When I read the third and final book The Night Eternal this last week, I was dumbfounded. It seemed like the series did a 180 worldview shift. Suddenly, now that the ragtag group of rebels have their hands on the infamous vampire text the occito lumen there is this whole backstory which emerges about how The Master (the big bad vampire who is in the process of taking over the world) is actually the ancient bloodworms of an heretofore unknown archangel named Ozryel who had what can only be described as having had vampiric tendencies before his body was torn to pieces by God as a punishment for biting one of his fellow archangels (or something... it was kind of a sloppy story...). Anyway, the series went from being highly scientific/naturalistic in book one to a very hopeless, nihilistic tone in book two, and then ultimately a very spiritual, religious message and tone in the last book.
God, somehow, becomes a big player in the book, and the unlikely second half of the book involves a lot of repetitive phrases such as "Eph stabbed the vampire,"... "Eph's silver sword impaled the vampire," ... "Eph was almost a gonner, but then Mr. Quinlan saved him." I say "unlikely" second half because while The Master has guns and helicopters and weapons galore, Eph and his fellow rebels really only have the Book, a bunch of swords, and a nuke which they plan to use to blow up The Master's birthplace. This nearly all-powerful being who has subjugated the entire human race by book three simply cannot seem to catch this group of oh-so-clever humans who refused to be turned into vampires.

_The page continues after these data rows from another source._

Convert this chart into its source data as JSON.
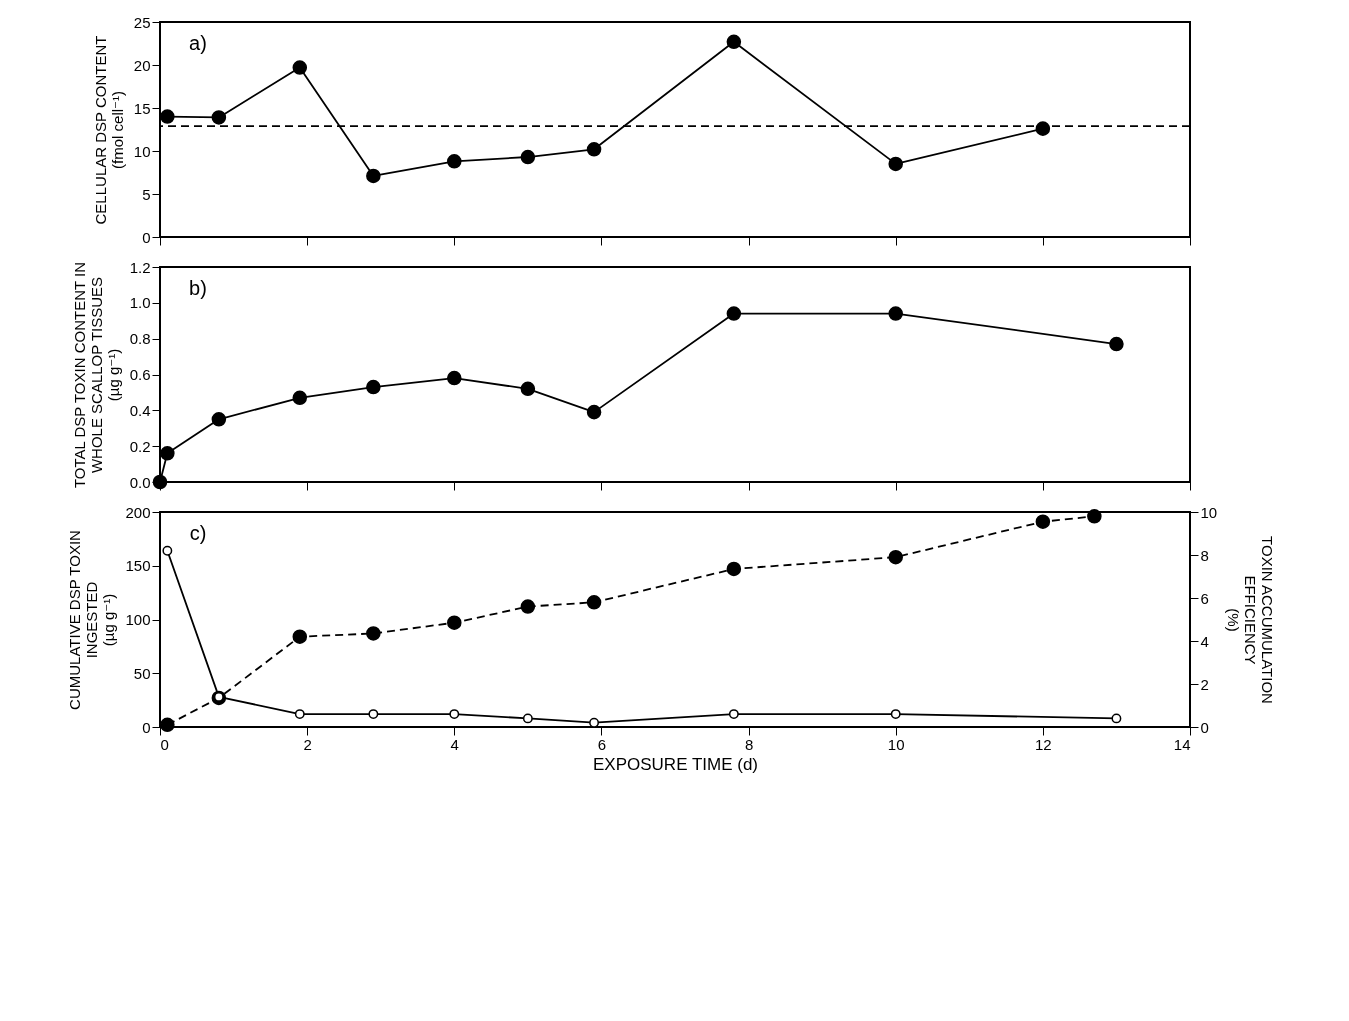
{
  "chart_data": [
    {
      "type": "line",
      "ylabel": "CELLULAR DSP CONTENT (fmol cell⁻¹)",
      "xlim": [
        0,
        14
      ],
      "xticks": [
        0,
        2,
        4,
        6,
        8,
        10,
        12,
        14
      ],
      "ylim": [
        0,
        25
      ],
      "yticks": [
        0,
        5,
        10,
        15,
        20,
        25
      ],
      "tick_labels": "y",
      "marker": "circle",
      "annotations": [
        "a)"
      ],
      "ref_lines": [
        {
          "axis": "y",
          "value": 12.9,
          "line_style": "dashed"
        }
      ],
      "series": [
        {
          "color": "#000000",
          "line_style": "solid",
          "x": [
            0.1,
            0.8,
            1.9,
            2.9,
            4,
            5,
            5.9,
            7.8,
            10,
            12
          ],
          "values": [
            14,
            13.9,
            19.7,
            7.1,
            8.8,
            9.3,
            10.2,
            22.7,
            8.5,
            12.6
          ]
        }
      ]
    },
    {
      "type": "line",
      "ylabel": "TOTAL DSP TOXIN CONTENT IN WHOLE SCALLOP TISSUES (µg g⁻¹)",
      "xlim": [
        0,
        14
      ],
      "xticks": [
        0,
        2,
        4,
        6,
        8,
        10,
        12,
        14
      ],
      "ylim": [
        0,
        1.2
      ],
      "yticks": [
        {
          "value": 0,
          "label": "0.0"
        },
        0.2,
        0.4,
        0.6,
        0.8,
        {
          "value": 1,
          "label": "1.0"
        },
        1.2
      ],
      "tick_labels": "y",
      "marker": "circle",
      "annotations": [
        "b)"
      ],
      "series": [
        {
          "color": "#000000",
          "line_style": "solid",
          "x": [
            0,
            0.1,
            0.8,
            1.9,
            2.9,
            4,
            5,
            5.9,
            7.8,
            10,
            13
          ],
          "values": [
            0,
            0.16,
            0.35,
            0.47,
            0.53,
            0.58,
            0.52,
            0.39,
            0.94,
            0.94,
            0.77
          ]
        }
      ]
    },
    {
      "type": "line",
      "xlabel": "EXPOSURE TIME (d)",
      "ylabel": "CUMULATIVE DSP TOXIN INGESTED (µg g⁻¹)",
      "y2label": "TOXIN ACCUMULATION EFFICIENCY (%)",
      "xlim": [
        0,
        14
      ],
      "xticks": [
        0,
        2,
        4,
        6,
        8,
        10,
        12,
        14
      ],
      "ylim": [
        0,
        200
      ],
      "yticks": [
        0,
        50,
        100,
        150,
        200
      ],
      "y2lim": [
        0,
        10
      ],
      "y2ticks": [
        0,
        2,
        4,
        6,
        8,
        10
      ],
      "marker": "circle",
      "annotations": [
        "c)"
      ],
      "series": [
        {
          "color": "#000000",
          "line_style": "dashed",
          "x": [
            0.1,
            0.8,
            1.9,
            2.9,
            4,
            5,
            5.9,
            7.8,
            10,
            12,
            12.7
          ],
          "values": [
            2,
            27,
            84,
            87,
            97,
            112,
            116,
            147,
            158,
            191,
            196
          ]
        },
        {
          "color": "#000000",
          "line_style": "solid",
          "axis": "y2",
          "x": [
            0.1,
            0.8,
            1.9,
            2.9,
            4,
            5,
            5.9,
            7.8,
            10,
            13
          ],
          "values": [
            8.2,
            1.4,
            0.6,
            0.6,
            0.6,
            0.4,
            0.2,
            0.6,
            0.6,
            0.4
          ]
        }
      ]
    }
  ]
}
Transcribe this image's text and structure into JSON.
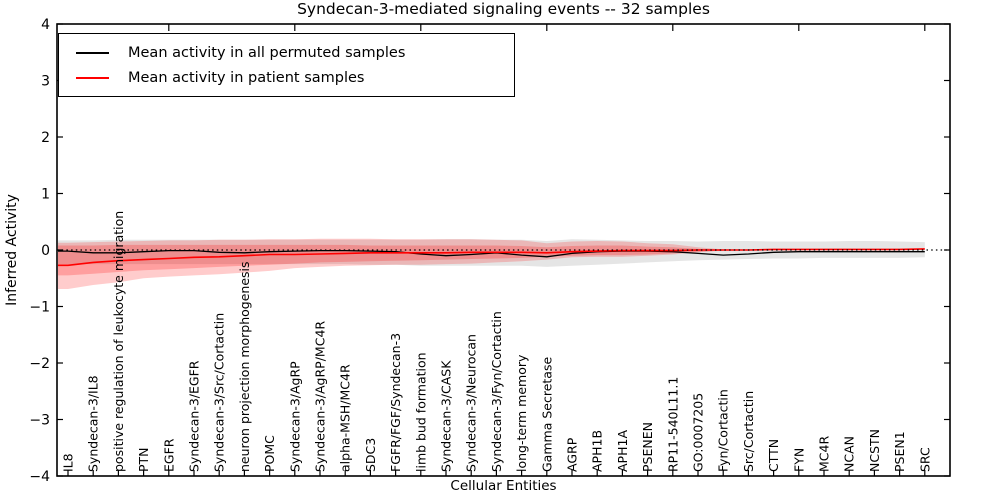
{
  "chart_data": {
    "type": "line",
    "title": "Syndecan-3-mediated signaling events -- 32 samples",
    "xlabel": "Cellular Entities",
    "ylabel": "Inferred Activity",
    "ylim": [
      -4,
      4
    ],
    "ytick_values": [
      4,
      3,
      2,
      1,
      0,
      -1,
      -2,
      -3,
      -4
    ],
    "ytick_labels": [
      "4",
      "3",
      "2",
      "1",
      "0",
      "−1",
      "−2",
      "−3",
      "−4"
    ],
    "grid": false,
    "legend_position": "upper left",
    "zero_reference_line": 0,
    "categories": [
      "IL8",
      "Syndecan-3/IL8",
      "positive regulation of leukocyte migration",
      "PTN",
      "EGFR",
      "Syndecan-3/EGFR",
      "Syndecan-3/Src/Cortactin",
      "neuron projection morphogenesis",
      "POMC",
      "Syndecan-3/AgRP",
      "Syndecan-3/AgRP/MC4R",
      "alpha-MSH/MC4R",
      "SDC3",
      "FGFR/FGF/Syndecan-3",
      "limb bud formation",
      "Syndecan-3/CASK",
      "Syndecan-3/Neurocan",
      "Syndecan-3/Fyn/Cortactin",
      "long-term memory",
      "Gamma Secretase",
      "AGRP",
      "APH1B",
      "APH1A",
      "PSENEN",
      "RP11-540L11.1",
      "GO:0007205",
      "Fyn/Cortactin",
      "Src/Cortactin",
      "CTTN",
      "FYN",
      "MC4R",
      "NCAN",
      "NCSTN",
      "PSEN1",
      "SRC"
    ],
    "series": [
      {
        "name": "Mean activity in all permuted samples",
        "color": "#000000",
        "values": [
          -0.02,
          -0.05,
          -0.05,
          -0.03,
          -0.01,
          -0.01,
          -0.04,
          -0.05,
          -0.03,
          -0.02,
          -0.01,
          -0.01,
          -0.02,
          -0.03,
          -0.07,
          -0.1,
          -0.08,
          -0.05,
          -0.09,
          -0.12,
          -0.06,
          -0.03,
          -0.02,
          -0.02,
          -0.03,
          -0.06,
          -0.09,
          -0.07,
          -0.04,
          -0.03,
          -0.03,
          -0.03,
          -0.03,
          -0.03,
          -0.03
        ]
      },
      {
        "name": "Mean activity in patient samples",
        "color": "#ff0000",
        "values": [
          -0.27,
          -0.22,
          -0.19,
          -0.17,
          -0.15,
          -0.13,
          -0.12,
          -0.1,
          -0.08,
          -0.08,
          -0.07,
          -0.06,
          -0.05,
          -0.05,
          -0.05,
          -0.05,
          -0.04,
          -0.04,
          -0.04,
          -0.05,
          -0.03,
          -0.02,
          -0.01,
          -0.01,
          -0.01,
          0.0,
          0.0,
          0.0,
          0.01,
          0.01,
          0.01,
          0.01,
          0.01,
          0.01,
          0.02
        ]
      }
    ],
    "bands": [
      {
        "name": "permuted-range-band",
        "color": "rgba(0,0,0,0.10)",
        "upper": [
          0.17,
          0.17,
          0.18,
          0.18,
          0.18,
          0.18,
          0.18,
          0.18,
          0.18,
          0.18,
          0.18,
          0.18,
          0.18,
          0.18,
          0.18,
          0.19,
          0.19,
          0.18,
          0.18,
          0.16,
          0.19,
          0.18,
          0.17,
          0.16,
          0.16,
          0.15,
          0.16,
          0.16,
          0.15,
          0.15,
          0.15,
          0.16,
          0.16,
          0.15,
          0.14
        ],
        "lower": [
          -0.25,
          -0.25,
          -0.25,
          -0.25,
          -0.25,
          -0.25,
          -0.25,
          -0.25,
          -0.25,
          -0.25,
          -0.25,
          -0.25,
          -0.26,
          -0.26,
          -0.28,
          -0.28,
          -0.28,
          -0.28,
          -0.28,
          -0.3,
          -0.28,
          -0.26,
          -0.24,
          -0.22,
          -0.2,
          -0.18,
          -0.17,
          -0.16,
          -0.15,
          -0.15,
          -0.14,
          -0.14,
          -0.14,
          -0.14,
          -0.13
        ]
      },
      {
        "name": "patient-range-band-outer",
        "color": "rgba(255,0,0,0.20)",
        "upper": [
          0.13,
          0.14,
          0.15,
          0.16,
          0.17,
          0.17,
          0.18,
          0.18,
          0.19,
          0.19,
          0.2,
          0.2,
          0.2,
          0.19,
          0.19,
          0.19,
          0.19,
          0.18,
          0.17,
          0.12,
          0.15,
          0.16,
          0.15,
          0.12,
          0.1,
          0.05,
          0.01,
          0.0,
          0.01,
          0.01,
          0.01,
          0.01,
          0.01,
          0.01,
          0.02
        ],
        "lower": [
          -0.69,
          -0.62,
          -0.57,
          -0.5,
          -0.47,
          -0.45,
          -0.43,
          -0.4,
          -0.37,
          -0.32,
          -0.3,
          -0.28,
          -0.27,
          -0.26,
          -0.26,
          -0.25,
          -0.24,
          -0.22,
          -0.2,
          -0.17,
          -0.13,
          -0.12,
          -0.12,
          -0.1,
          -0.08,
          -0.04,
          -0.01,
          0.0,
          0.01,
          0.01,
          0.01,
          0.01,
          0.01,
          0.01,
          0.02
        ]
      },
      {
        "name": "patient-range-band-inner",
        "color": "rgba(255,0,0,0.22)",
        "upper": [
          0.08,
          0.08,
          0.09,
          0.09,
          0.09,
          0.09,
          0.09,
          0.09,
          0.09,
          0.09,
          0.09,
          0.09,
          0.08,
          0.08,
          0.08,
          0.08,
          0.08,
          0.08,
          0.07,
          0.05,
          0.07,
          0.08,
          0.08,
          0.06,
          0.05,
          0.02,
          0.0,
          0.0,
          0.01,
          0.01,
          0.01,
          0.01,
          0.01,
          0.01,
          0.02
        ],
        "lower": [
          -0.45,
          -0.42,
          -0.39,
          -0.36,
          -0.34,
          -0.32,
          -0.3,
          -0.28,
          -0.26,
          -0.24,
          -0.22,
          -0.21,
          -0.2,
          -0.19,
          -0.18,
          -0.17,
          -0.16,
          -0.15,
          -0.14,
          -0.12,
          -0.1,
          -0.09,
          -0.09,
          -0.08,
          -0.06,
          -0.03,
          -0.01,
          0.0,
          0.01,
          0.01,
          0.01,
          0.01,
          0.01,
          0.01,
          0.02
        ]
      }
    ],
    "legend": [
      {
        "label": "Mean activity in all permuted samples",
        "swatch": "permuted_line"
      },
      {
        "label": "Mean activity in patient samples",
        "swatch": "patient_line"
      }
    ],
    "colors": {
      "permuted_line": "#000000",
      "patient_line": "#ff0000",
      "axis": "#000000",
      "background": "#ffffff"
    }
  }
}
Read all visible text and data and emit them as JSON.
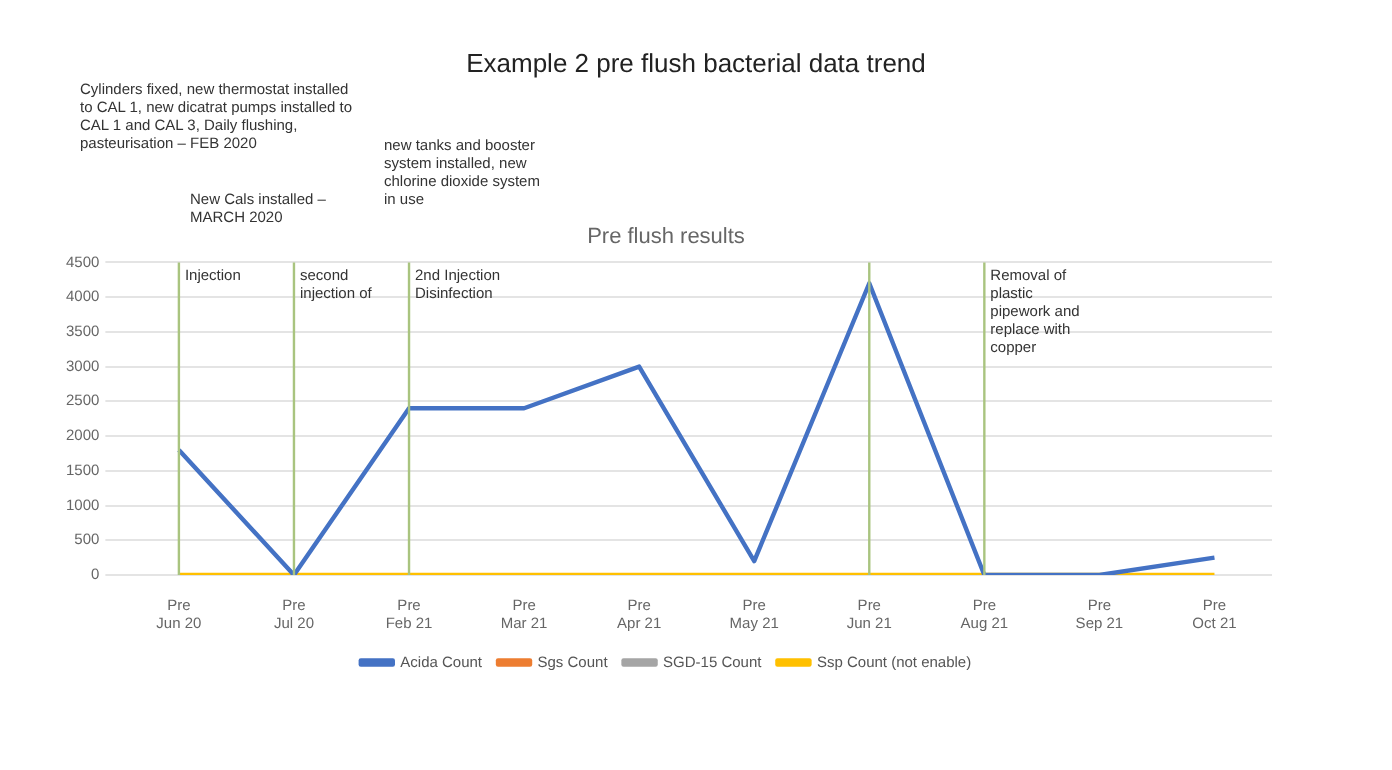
{
  "chart_data": {
    "type": "line",
    "title": "Example 2 pre flush bacterial data trend",
    "subtitle": "Pre flush results",
    "categories": [
      "Pre Jun 20",
      "Pre Jul 20",
      "Pre Feb 21",
      "Pre Mar 21",
      "Pre Apr 21",
      "Pre May 21",
      "Pre Jun 21",
      "Pre Aug 21",
      "Pre Sep 21",
      "Pre Oct 21"
    ],
    "series": [
      {
        "name": "Acida Count",
        "color": "#4472c4",
        "values": [
          1800,
          0,
          2400,
          2400,
          3000,
          200,
          4200,
          0,
          0,
          250
        ]
      },
      {
        "name": "Sgs Count",
        "color": "#ed7d31",
        "values": [
          null,
          null,
          null,
          null,
          null,
          null,
          null,
          null,
          null,
          null
        ]
      },
      {
        "name": "SGD-15 Count",
        "color": "#a5a5a5",
        "values": [
          null,
          null,
          null,
          null,
          null,
          null,
          null,
          null,
          null,
          null
        ]
      },
      {
        "name": "Ssp Count (not enable)",
        "color": "#ffc000",
        "values": [
          0,
          0,
          0,
          0,
          0,
          0,
          0,
          0,
          0,
          0
        ]
      }
    ],
    "ylim": [
      0,
      4500
    ],
    "yticks": [
      0,
      500,
      1000,
      1500,
      2000,
      2500,
      3000,
      3500,
      4000,
      4500
    ],
    "grid": "y",
    "legend": "bottom",
    "marker": "none",
    "line_style": "solid",
    "ref_lines": [
      {
        "axis": "x",
        "value": "Pre Jun 20",
        "label": "Injection",
        "color": "#a9c47f"
      },
      {
        "axis": "x",
        "value": "Pre Jul 20",
        "label": "second injection of",
        "color": "#a9c47f"
      },
      {
        "axis": "x",
        "value": "Pre Feb 21",
        "label": "2nd Injection Disinfection",
        "color": "#a9c47f"
      },
      {
        "axis": "x",
        "value": "Pre Jun 21",
        "label": null,
        "color": "#a9c47f"
      },
      {
        "axis": "x",
        "value": "Pre Aug 21",
        "label": "Removal of plastic pipework and replace with copper",
        "color": "#a9c47f"
      }
    ],
    "annotations": [
      "Cylinders fixed, new thermostat installed to CAL 1, new dicatrat pumps installed to CAL 1 and CAL 3, Daily flushing, pasteurisation – FEB 2020",
      "New Cals installed – MARCH 2020",
      "new tanks and booster system installed, new chlorine dioxide system in use"
    ]
  }
}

And in the end, there's a reason for that. God is on their side. With God as the tale's before unknown (and certainly unspoken of) deus ex machina we all know there is no stopping Eph, Fet and Nora and their nuclear dream of a world without the Master. And so the drama is stripped from the story. Don't get me wrong - I'm glad that some sort of God won the day in this book, but because he was 100% absent in the first two books, it looks a little like a series that didn't have a built-in ending.